Em uma série de reportagens, o Estadão revelou que Jorge Viana, sem fluência em inglês, operou uma mudança no estatuto da Apex-Brasil para retirar a obrigatoriedade do presidente da instituição ter o domínio do idioma. O jornal ainda mostrou que o ex-senador petista nomeou como assessores aliados que se apresentam nas redes sociais como mochileiro, cantor e arquiteto.
Klaus e Heloísa ministraram pessoalmente a oficina para os funcionários da Apex-Brasil num hotel de Brasília, nos últimos dias 12 e 13, sem um contrato formal, o que fere a legislação brasileira. A assessoria da Apex-Brasil naõ informa se o trabalho de consultoria foi remunerado nem se houve algum tipo de despesa custeada pela agência. A agência confirmou que os dois consultores foram convidados por Jorge Viana e sustentou que a oficina foi realizada pela própria Gerência de Gestão Estratégica da Apex-Brasil.

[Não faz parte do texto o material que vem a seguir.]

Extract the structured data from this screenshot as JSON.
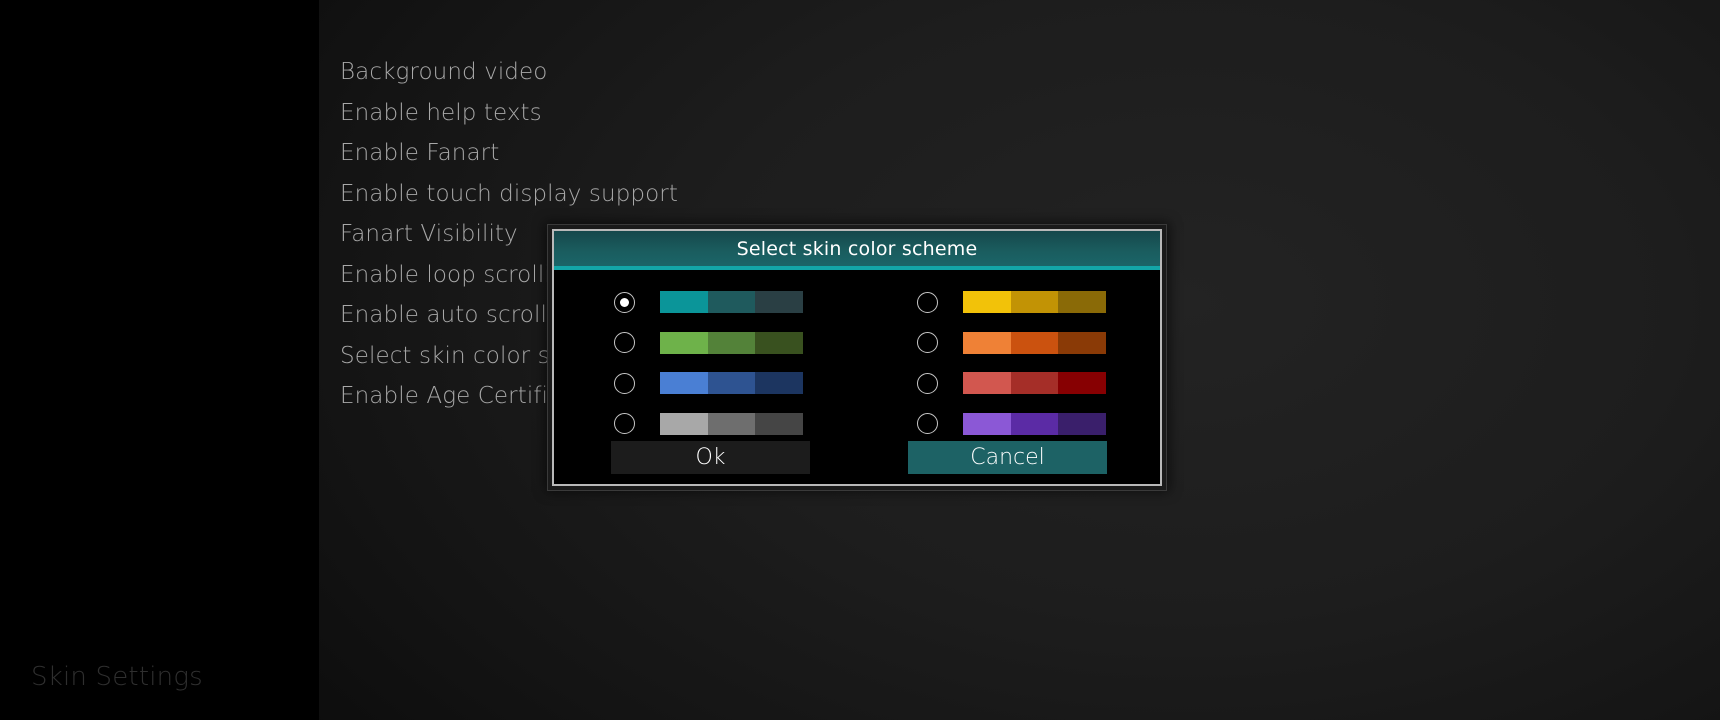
{
  "screen": {
    "footer_title": "Skin Settings",
    "settings": [
      {
        "label": "Background video"
      },
      {
        "label": "Enable help texts"
      },
      {
        "label": "Enable Fanart"
      },
      {
        "label": "Enable touch display support"
      },
      {
        "label": "Fanart Visibility"
      },
      {
        "label": "Enable loop scrolling"
      },
      {
        "label": "Enable auto scrolling"
      },
      {
        "label": "Select skin color scheme"
      },
      {
        "label": "Enable Age Certification"
      }
    ]
  },
  "dialog": {
    "title": "Select skin color scheme",
    "header_accent": "#13a6a8",
    "options": [
      {
        "name": "teal",
        "selected": true,
        "colors": [
          "#0b9599",
          "#1f5a5d",
          "#2a3f44"
        ]
      },
      {
        "name": "yellow",
        "selected": false,
        "colors": [
          "#f2c209",
          "#c29305",
          "#8a6a07"
        ]
      },
      {
        "name": "green",
        "selected": false,
        "colors": [
          "#6eb24a",
          "#538239",
          "#39511f"
        ]
      },
      {
        "name": "orange",
        "selected": false,
        "colors": [
          "#ef8136",
          "#cb520f",
          "#8a3a06"
        ]
      },
      {
        "name": "blue",
        "selected": false,
        "colors": [
          "#4a7fd4",
          "#2e5391",
          "#1c3560"
        ]
      },
      {
        "name": "red",
        "selected": false,
        "colors": [
          "#d2574f",
          "#a52e28",
          "#870002"
        ]
      },
      {
        "name": "grey",
        "selected": false,
        "colors": [
          "#a8a8a8",
          "#6e6e6e",
          "#454545"
        ]
      },
      {
        "name": "purple",
        "selected": false,
        "colors": [
          "#8b58d6",
          "#5b2ba5",
          "#3a1f6b"
        ]
      }
    ],
    "buttons": {
      "ok": "Ok",
      "cancel": "Cancel"
    }
  }
}
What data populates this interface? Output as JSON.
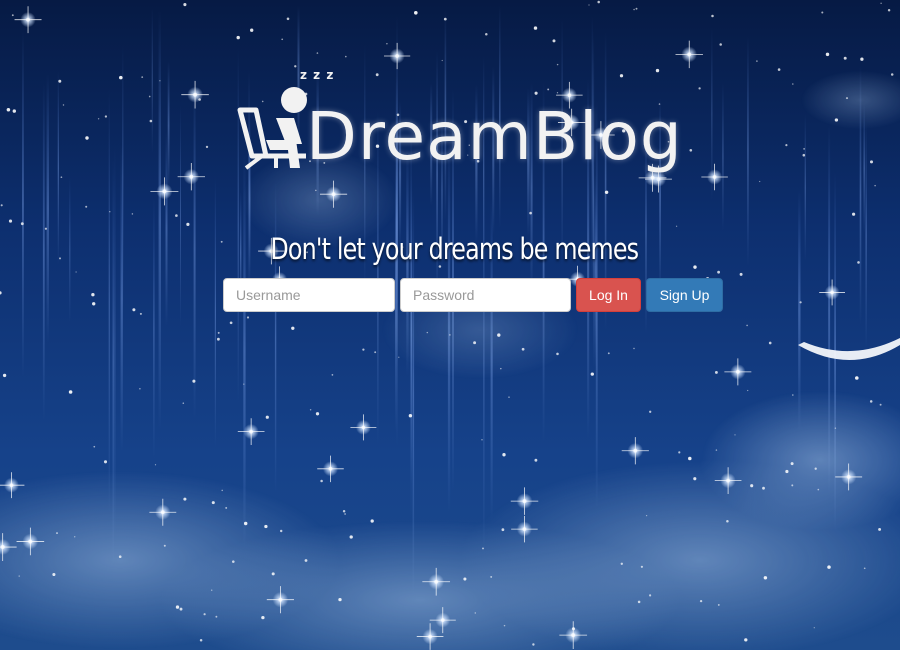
{
  "brand": {
    "name": "DreamBlog",
    "zzz_mark": "z z z"
  },
  "tagline": "Don't let your dreams be memes",
  "login_form": {
    "username_placeholder": "Username",
    "password_placeholder": "Password",
    "login_label": "Log In",
    "signup_label": "Sign Up"
  },
  "colors": {
    "login_button": "#d9534f",
    "signup_button": "#337ab7",
    "sky_top": "#061a44",
    "sky_bottom": "#1e4c8d"
  }
}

Também procurados pela reportagem, Klaus e Heloísa não se manifestaram.
Contratos
A empresa aberta em 1990 pertence no papel a Klaus e acumula contratos com a administração pública. Entre abril de 2014 a agosto de 2022, a empresa recebeu oficialmente mais de R$ 290 mil do governo federal, segundo dados do Portal da Transparência. Desse total, R$ 233 mil, cerca de 80%, foram recebidos pela empresa até 2016, durante o governo Dilma Rousseff. “A consultoria de processos da H+K busca propiciar a aprendizagem em equipe e aproveitando, ao máximo, a experiência e conhecimento instalados em cada instituição”, detalha texto do site da empresa.

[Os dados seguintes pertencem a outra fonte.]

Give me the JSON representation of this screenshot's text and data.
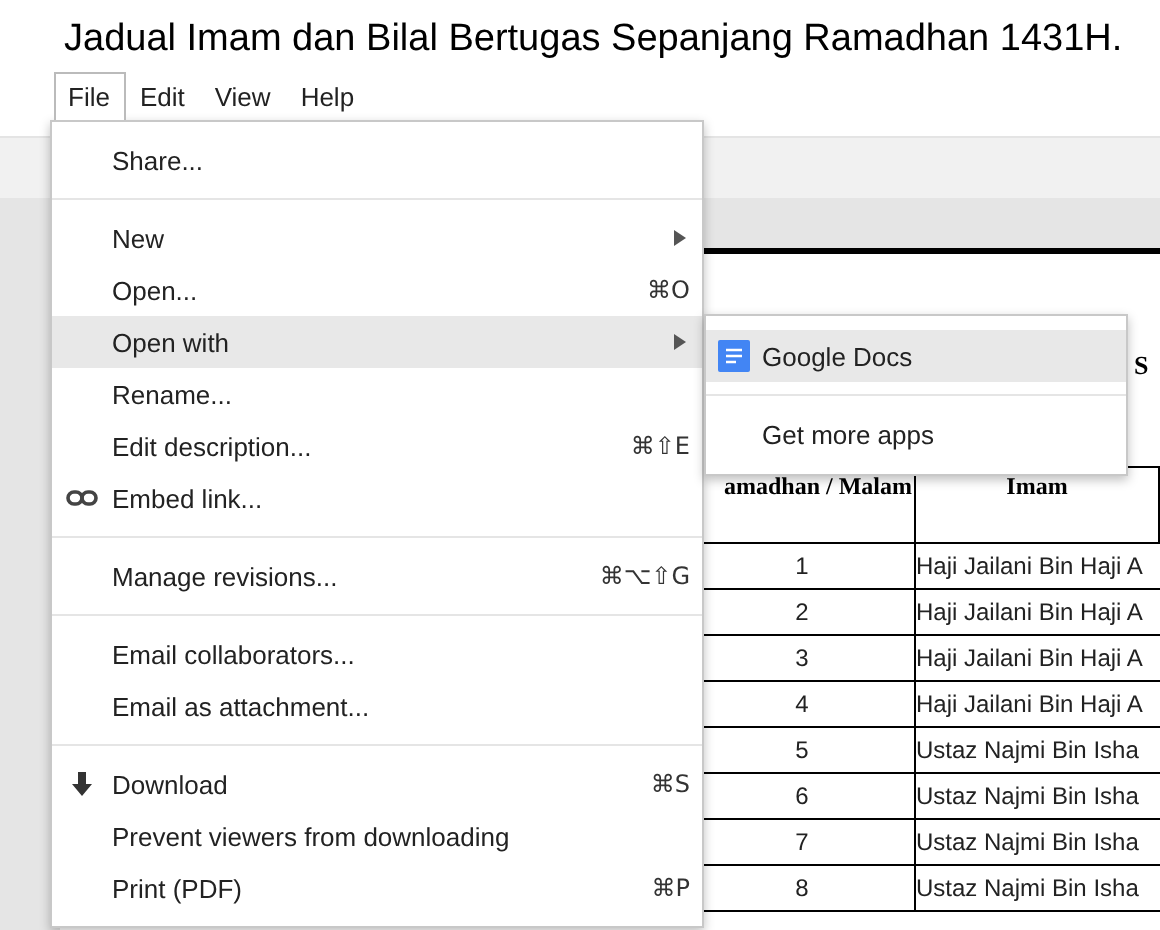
{
  "title": "Jadual Imam dan Bilal Bertugas Sepanjang Ramadhan 1431H.",
  "menubar": [
    {
      "label": "File",
      "selected": true
    },
    {
      "label": "Edit",
      "selected": false
    },
    {
      "label": "View",
      "selected": false
    },
    {
      "label": "Help",
      "selected": false
    }
  ],
  "file_menu": [
    {
      "kind": "item",
      "label": "Share...",
      "selected": false
    },
    {
      "kind": "separator"
    },
    {
      "kind": "item",
      "label": "New",
      "submenu": true,
      "selected": false
    },
    {
      "kind": "item",
      "label": "Open...",
      "shortcut": "⌘O",
      "selected": false
    },
    {
      "kind": "item",
      "label": "Open with",
      "submenu": true,
      "selected": true
    },
    {
      "kind": "item",
      "label": "Rename...",
      "selected": false
    },
    {
      "kind": "item",
      "label": "Edit description...",
      "shortcut": "⌘⇧E",
      "selected": false
    },
    {
      "kind": "link-item",
      "label": "Embed link...",
      "selected": false
    },
    {
      "kind": "separator"
    },
    {
      "kind": "item",
      "label": "Manage revisions...",
      "shortcut": "⌘⌥⇧G",
      "selected": false
    },
    {
      "kind": "separator"
    },
    {
      "kind": "item",
      "label": "Email collaborators...",
      "selected": false
    },
    {
      "kind": "item",
      "label": "Email as attachment...",
      "selected": false
    },
    {
      "kind": "separator"
    },
    {
      "kind": "download-item",
      "label": "Download",
      "shortcut": "⌘S",
      "selected": false
    },
    {
      "kind": "item",
      "label": "Prevent viewers from downloading",
      "selected": false
    },
    {
      "kind": "item",
      "label": "Print (PDF)",
      "shortcut": "⌘P",
      "selected": false
    }
  ],
  "open_with_submenu": [
    {
      "kind": "app-item",
      "label": "Google Docs",
      "selected": true
    },
    {
      "kind": "separator"
    },
    {
      "kind": "item",
      "label": "Get more apps",
      "selected": false
    }
  ],
  "document": {
    "heading": "S",
    "table": {
      "columns": [
        "amadhan / Malam",
        "Imam"
      ],
      "rows": [
        [
          "1",
          "Haji Jailani Bin Haji A"
        ],
        [
          "2",
          "Haji Jailani Bin Haji A"
        ],
        [
          "3",
          "Haji Jailani Bin Haji A"
        ],
        [
          "4",
          "Haji Jailani Bin Haji A"
        ],
        [
          "5",
          "Ustaz Najmi Bin Isha"
        ],
        [
          "6",
          "Ustaz Najmi Bin Isha"
        ],
        [
          "7",
          "Ustaz Najmi Bin Isha"
        ],
        [
          "8",
          "Ustaz Najmi Bin Isha"
        ]
      ]
    }
  }
}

Como pessoa física, Heloísa também já recebeu R$ 187 mil do governo federal, em 2014 e 2015. O valor foi pago sobretudo pela Enap, a escola de aperfeiçoamento da administração pública. A socióloga ministrou oficinas de planejamento estratégico no Ministério do Desenvolvimento Social e Combate à Fome. Ela ainda participou, na condição de colaboradora eventual, de reuniões de sistematização de planejamento com a então ministra da pasta, Tereza Campello, e o seu secretário Binho Marques, ex-governador do Acre.
Amizade
Viana conheceu Klaus e Heloisa quando participou de um curso organizado, nos anos 1990, pelo Instituto Latino-Americano de Desenvolvimento Econômico e Social (Ildes), que representava a Fundação alemã Friedrich Ebert, atual FES-Brasil. Heloisa foi diretora do programa, e Klaus, representante da fundação. A H+K já também já atuou para o governo de Viana no Acre.
Segundo a Receita Federal, a H+K Desenvolvimento Humano e Institucional é uma empresa de pequeno porte que tem por atividade principal o treinamento em desenvolvimento profissional e gerencial. A H+K também atua na organização de feiras, congressos e exposições. A empresa fica em uma casa no bairro Jardim Paulistano, em São Paulo, onde Heloísa e Klaus moram.
Proibido
A Lei 8.666, de 1993, que regulamenta licitações e contratos da Administração Pública, proíbe a realização de serviços sem a realização de contratos. O regulamento de licitação da Apex abre uma brecha para contratos verbais em caso de “pequenas compras ou de prestação de serviços não superiores a R$ 10 mil”. Entretanto, as oficinas da H+K costumam valer muito mais que isso.
Em 2015, Klaus e Heloísa foram contratos pela Prefeitura de São Paulo, à época comandada por Fernando Haddad (PT), por R$ 50,4 mil (R$ 103,9 mil em valores atualizados). A dupla deu uma oficina de dois dias sobre planejamento estratégico para a Secretaria de Direitos Humanos e Cidadania. Em 2007, o Tribunal de Justiça do Acre pagou R$ 5 mil (R$ 12.481 em valores atualizados) por uma oficina de 25 horas (tempo menor que a oficina na Apex-Brasil) da H+K.
“A não formalização de contrato pode ser uma irregularidade uma vez que os serviços sociais autônomos devem formalizar os seus contratos, com a identificação das partes, do objeto, do preço, mesmo que isso tenha sido feito ‘de graça’”, afirma a advogada Angelica Petian, especialista em direito administrativo do escritório Vernalha Pereira Advogados. “Não se admite contratos verbais.”